Legacy

   According to definition, legacy is: “a gift … anything handed down from the past.” With that as the operational definition, do you know what your legacy is? What gifts are you giving? What are you handing down? Yes, it can be tangible items and these can be ‘memory points’ for the recipient, but of greater importance are the intangible gifts – how you live your life in your glass bowl, the behaviors you express, your attitudes. These intangible gifts are of a far greater value. Equally important is to whom are you leaving your legacy – are there many people? Do you have specific bequests?

  I suspect that we tend to take too lightly the intangible legacies that are handed down to us – both the gift recipient, and the gift giver. For the person who is the recipient, it’s often in the times of sharing stories about the life of the gift giver that we begin to see and appreciate what they did and what they’ve imparted.

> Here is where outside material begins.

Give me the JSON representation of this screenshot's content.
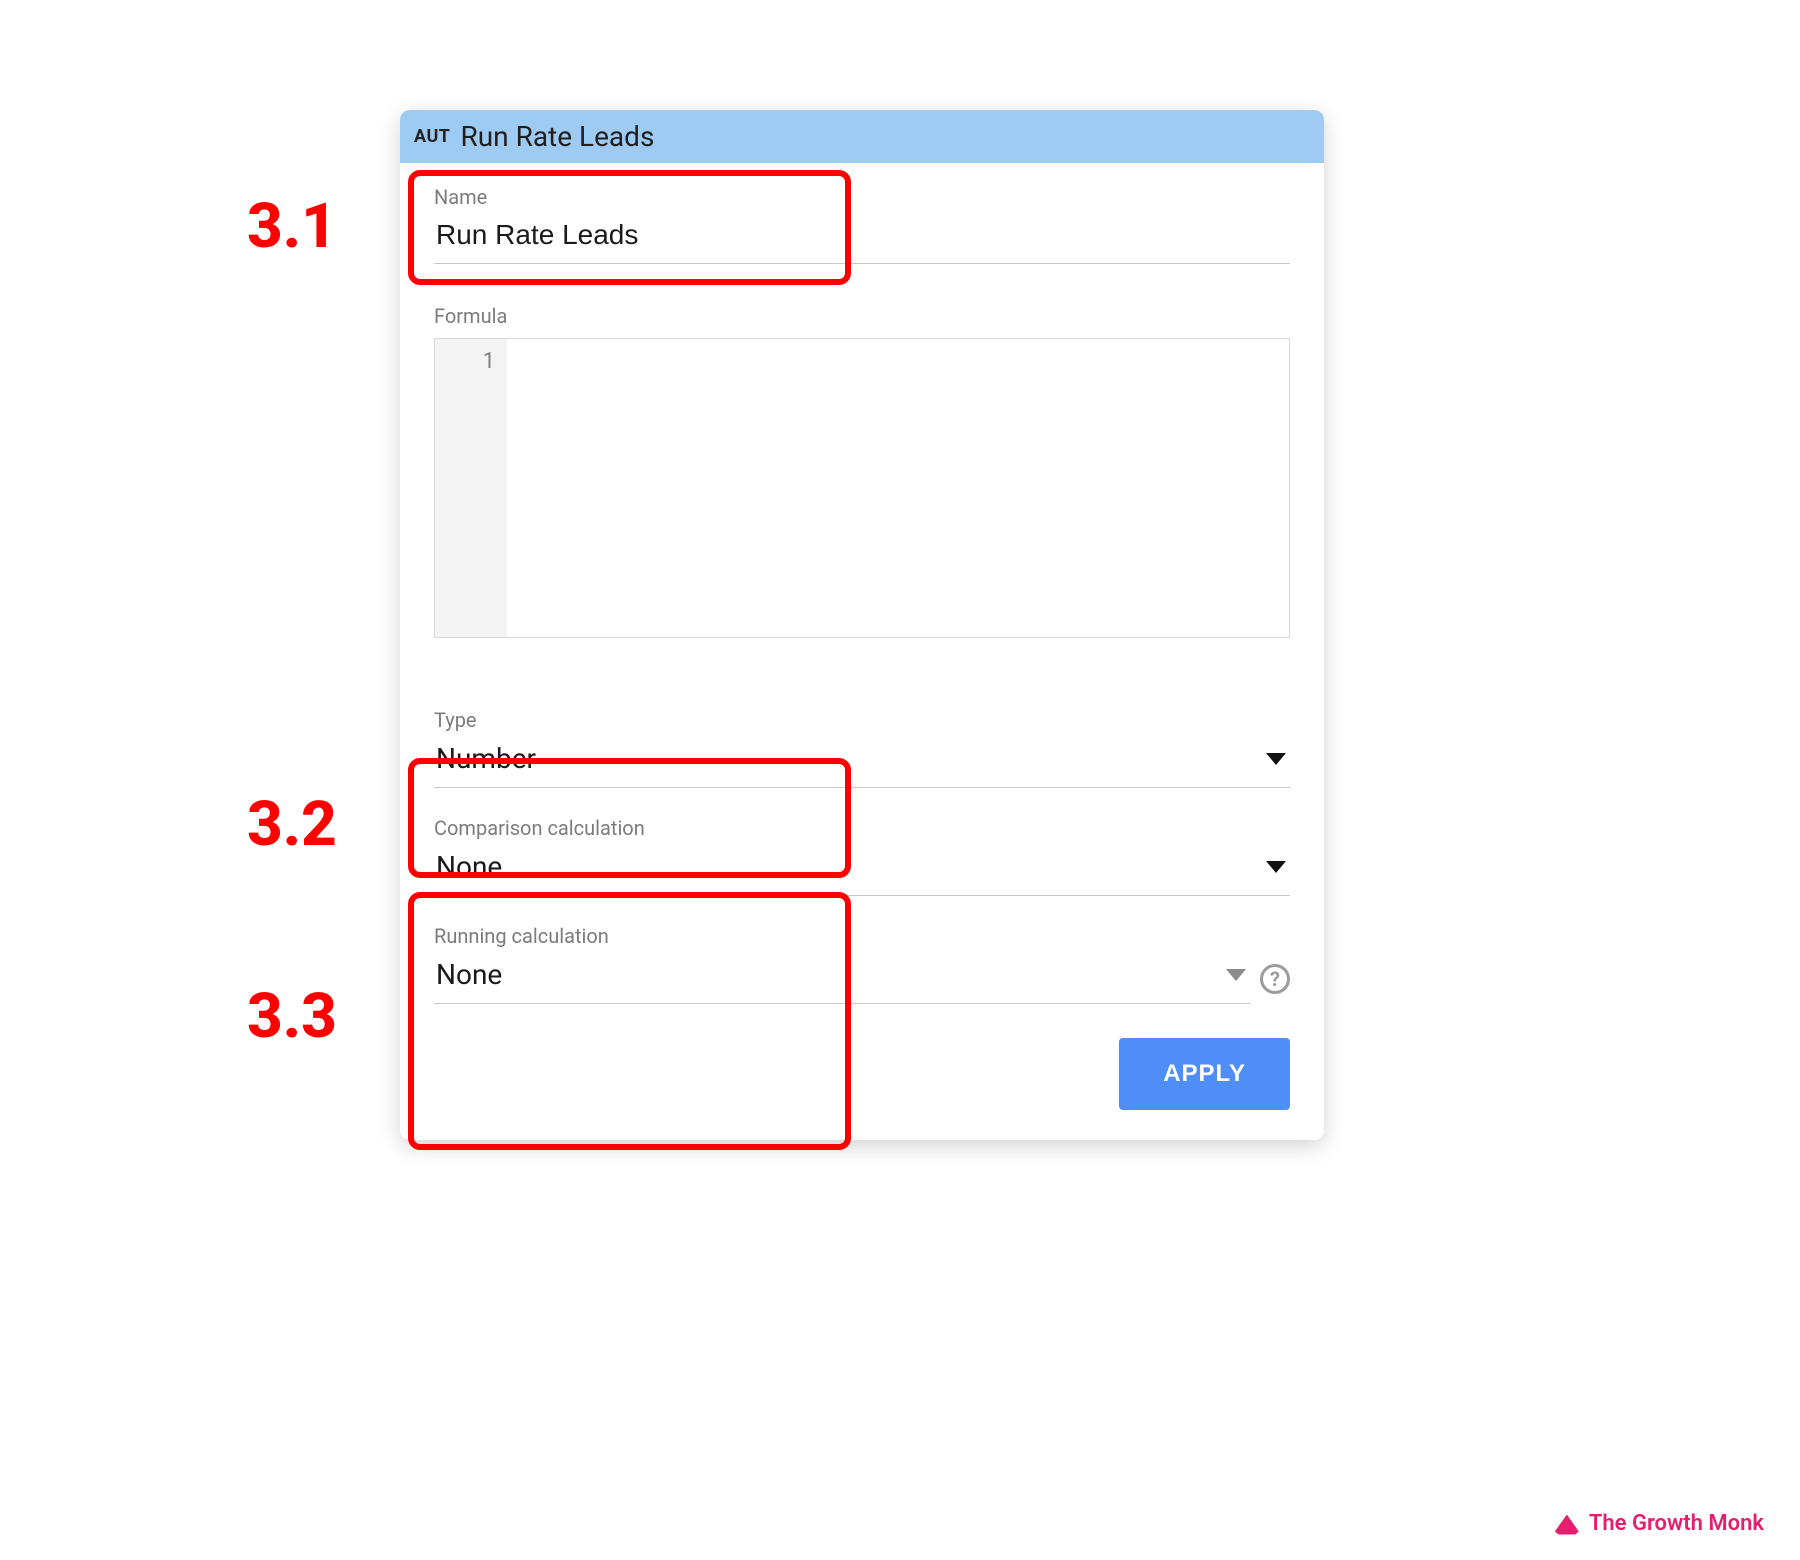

It can also cause us to consider what we are saying with our lives. Everyone is a model… everyone. Whether we like it or not, we are models of what is truly important in our lives. Do you realize that this may be even more important than any tangible item?

  In considering the legacy we are leaving, we need to consider our lives and what we are saying by/in them. Is this what we want to say? If there were no tangible gifts we could impart, is our life something we could want others to know? Do our actions say: ‘honorable’ – he/she kept their word? Do they say: ‘faithful’ – they lived their beliefs? Perhaps our actions say: ‘joyful’ – they spread joy and happiness wherever they went. Sadly they also say our negative behaviors as well but maybe they also said: ‘forgiving’ – they sought forgiveness for the things they did that hurt others and they offered forgiveness to those who hurt them.

  There are so many aspects to ‘legacy’ but perhaps the greatest gift is what they do in us, the gift giver. They can cause us to reassess what it is we are saying with our lives. This analysis can give us insights that can become the basis for our change, where needed. And equally can reinforce what it is we are doing and saying. Legacy is never a ‘then’ thing, once we’re gone. It should be a now realization so we can leave those legacy memories.